Womble how much space between perches that are the same height?

little blue

  • Joined Jun 2009
  • Derbyshire
Re: stock levels
« Reply #6 on: April 07, 2012, 01:14:34 pm »
is it essential thing to put feeders in the house? as in my experience the hens just made a mess of the food.

Depends how much you have to waste!
It needs to be clean, dry, away from wild birds and rats etc...
If you can manage this outside, good on you!  But if they make a mess of it indoors, then doing the same outdoors will jsut attract pests
Little Blue


  • Guest
Re: stock levels
« Reply #7 on: April 07, 2012, 01:44:05 pm »
You could try suspending the feeders on chain from the roof - but they still make a mess  ::)
I had a galvanised feeder with an overhanging lip perfect for outdoor feeding so mine didn't have food in their house - only water (and they still managed to make a mess with it  ::))
I floored my shed with an old bit of vinyl too - makes cleaning out much easier  ;)
The other thing to remember (especially if you're putting in perches above other ones) is to have plenty of supports below them  :thumbsup: I've heard of perches coming down due to the weight of the birds and squashing ones below them  :o
Looking forward to photo's of the finished article  ;) :thumbsup:
Karen  :wave:


  • Joined Dec 2011
  • Gascony, France
Re: stock levels
« Reply #8 on: April 09, 2012, 09:13:15 pm »
Our coops have a minimum of two square feet per large fowl but we don't run them at capacity so they have more like 3 square feet. Old poultry books will give similar figures. Coop manufacturers claims can be exaggerated. The British manufacturers divide by two, the Chinese divide by 6. We have a Chinese 5 bird coop and we only put one sick hen in at a time and even then it is cramped. Perch space 9" to 1'. They huddle when it's cold and space out in Summer.
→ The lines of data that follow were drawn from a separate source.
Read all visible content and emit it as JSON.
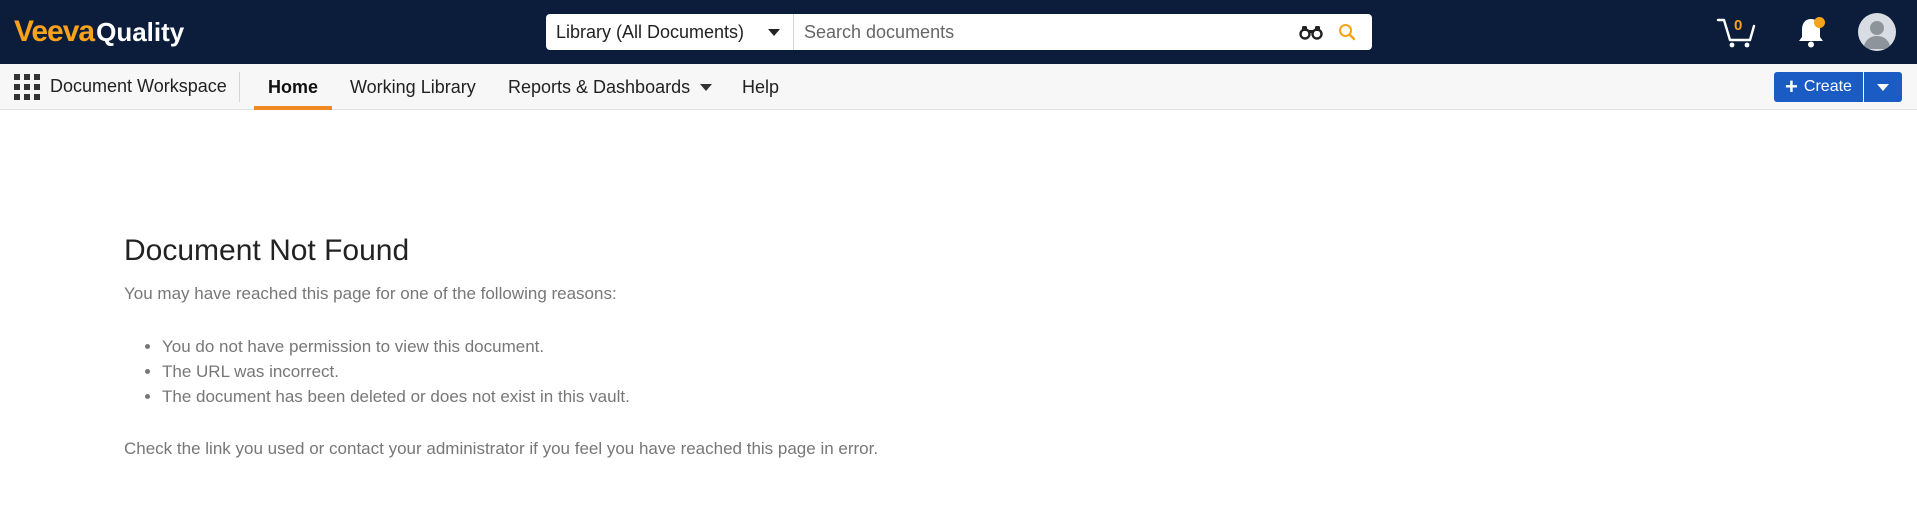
{
  "header": {
    "brand": "Veeva",
    "product": "Quality",
    "search": {
      "scope": "Library (All Documents)",
      "placeholder": "Search documents"
    },
    "cart_count": "0"
  },
  "nav": {
    "workspace": "Document Workspace",
    "tabs": [
      {
        "label": "Home",
        "active": true
      },
      {
        "label": "Working Library"
      },
      {
        "label": "Reports & Dashboards"
      },
      {
        "label": "Help"
      }
    ],
    "create_label": "Create"
  },
  "content": {
    "title": "Document Not Found",
    "intro": "You may have reached this page for one of the following reasons:",
    "reasons": [
      "You do not have permission to view this document.",
      "The URL was incorrect.",
      "The document has been deleted or does not exist in this vault."
    ],
    "closing": "Check the link you used or contact your administrator if you feel you have reached this page in error."
  },
  "colors": {
    "topbar": "#0b1d3a",
    "brand_accent": "#f7a21b",
    "active_tab_underline": "#f08a24",
    "primary_button": "#1a5bc4"
  },
  "icons": [
    "apps-grid-icon",
    "binoculars-icon",
    "search-icon",
    "cart-icon",
    "bell-icon",
    "user-avatar-icon",
    "plus-icon",
    "caret-down-icon"
  ]
}
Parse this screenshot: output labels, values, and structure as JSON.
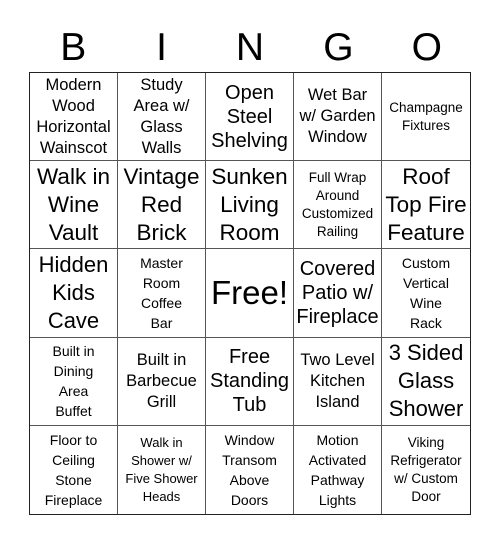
{
  "header": [
    "B",
    "I",
    "N",
    "G",
    "O"
  ],
  "cells": [
    {
      "text": "Modern\nWood\nHorizontal\nWainscot",
      "size": "s16"
    },
    {
      "text": "Study\nArea w/\nGlass\nWalls",
      "size": "s16"
    },
    {
      "text": "Open\nSteel\nShelving",
      "size": "s20"
    },
    {
      "text": "Wet Bar\nw/ Garden\nWindow",
      "size": "s16"
    },
    {
      "text": "Champagne\nFixtures",
      "size": "s13"
    },
    {
      "text": "Walk in\nWine\nVault",
      "size": "s23"
    },
    {
      "text": "Vintage\nRed\nBrick",
      "size": "s23"
    },
    {
      "text": "Sunken\nLiving\nRoom",
      "size": "s23"
    },
    {
      "text": "Full Wrap\nAround\nCustomized\nRailing",
      "size": "s13"
    },
    {
      "text": "Roof\nTop Fire\nFeature",
      "size": "s23"
    },
    {
      "text": "Hidden\nKids\nCave",
      "size": "s22"
    },
    {
      "text": "Master\nRoom\nCoffee\nBar",
      "size": "s14"
    },
    {
      "text": "Free!",
      "size": "s32"
    },
    {
      "text": "Covered\nPatio w/\nFireplace",
      "size": "s20"
    },
    {
      "text": "Custom\nVertical\nWine\nRack",
      "size": "s14"
    },
    {
      "text": "Built in\nDining\nArea\nBuffet",
      "size": "s14"
    },
    {
      "text": "Built in\nBarbecue\nGrill",
      "size": "s16"
    },
    {
      "text": "Free\nStanding\nTub",
      "size": "s20"
    },
    {
      "text": "Two Level\nKitchen\nIsland",
      "size": "s16"
    },
    {
      "text": "3 Sided\nGlass\nShower",
      "size": "s22"
    },
    {
      "text": "Floor to\nCeiling\nStone\nFireplace",
      "size": "s14"
    },
    {
      "text": "Walk in\nShower w/\nFive Shower\nHeads",
      "size": "s12"
    },
    {
      "text": "Window\nTransom\nAbove\nDoors",
      "size": "s14"
    },
    {
      "text": "Motion\nActivated\nPathway\nLights",
      "size": "s14"
    },
    {
      "text": "Viking\nRefrigerator\nw/ Custom\nDoor",
      "size": "s13"
    }
  ]
}
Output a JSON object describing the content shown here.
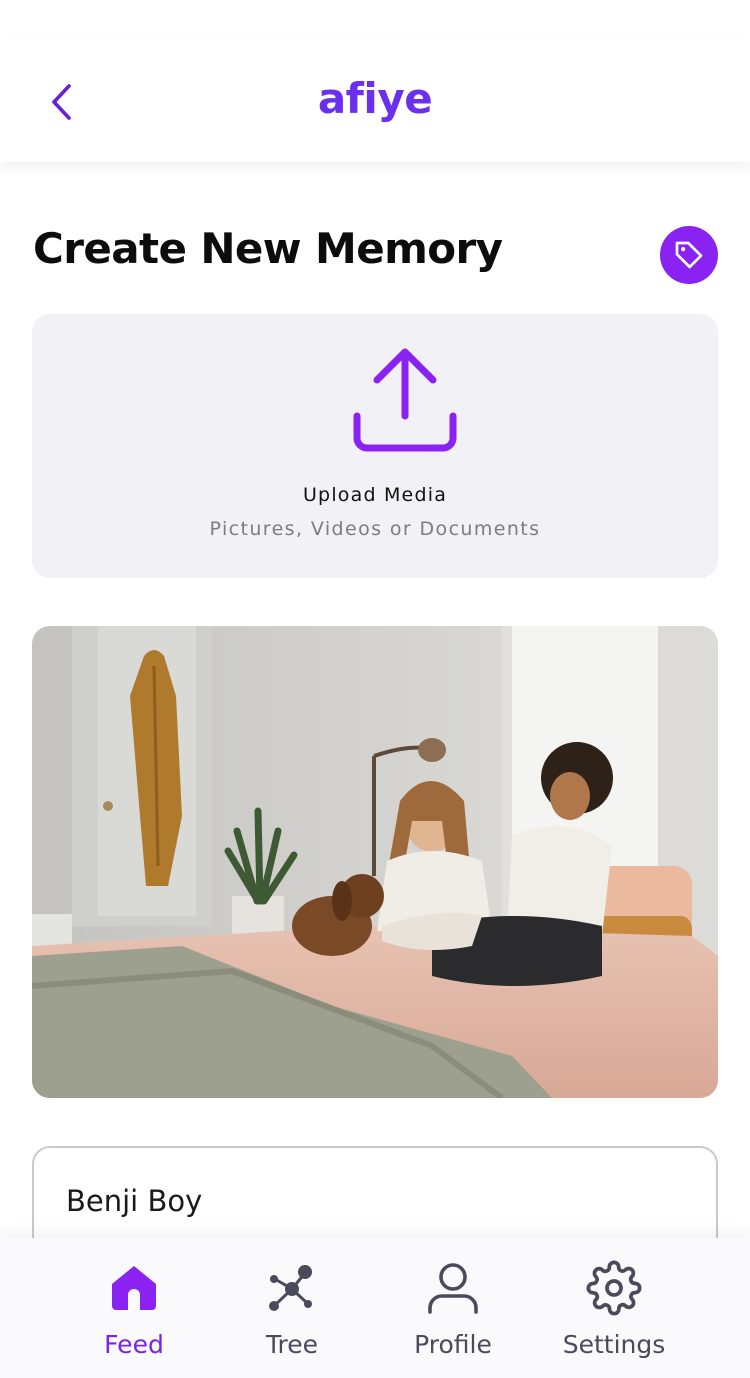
{
  "header": {
    "brand": "afiye",
    "back_icon": "chevron-left-icon"
  },
  "page": {
    "title": "Create New Memory",
    "tag_icon": "tag-icon"
  },
  "upload": {
    "icon": "upload-icon",
    "title": "Upload Media",
    "subtitle": "Pictures, Videos or Documents"
  },
  "memory": {
    "photo_description": "two-women-and-dog-on-bed-photo",
    "caption": "Benji Boy"
  },
  "nav": {
    "items": [
      {
        "label": "Feed",
        "icon": "home-icon",
        "active": true
      },
      {
        "label": "Tree",
        "icon": "tree-network-icon",
        "active": false
      },
      {
        "label": "Profile",
        "icon": "user-icon",
        "active": false
      },
      {
        "label": "Settings",
        "icon": "gear-icon",
        "active": false
      }
    ]
  },
  "colors": {
    "brand": "#6c2ff0",
    "accent": "#8a23f2",
    "card_bg": "#f1f1f6",
    "nav_inactive": "#4a4a5c"
  }
}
Adding extra hens later could be a bit of a problem as the established flock will fight the newcomers and there will be losers. Best get an amount and stick to it. Say 40 maximum as if they are too cramped laying will drop as stress increases and there will be no gain, just sick birds and a larger food bill.

Good point about leaving them inside. Need to raise area to 10 square feet, so then you are looking at 15.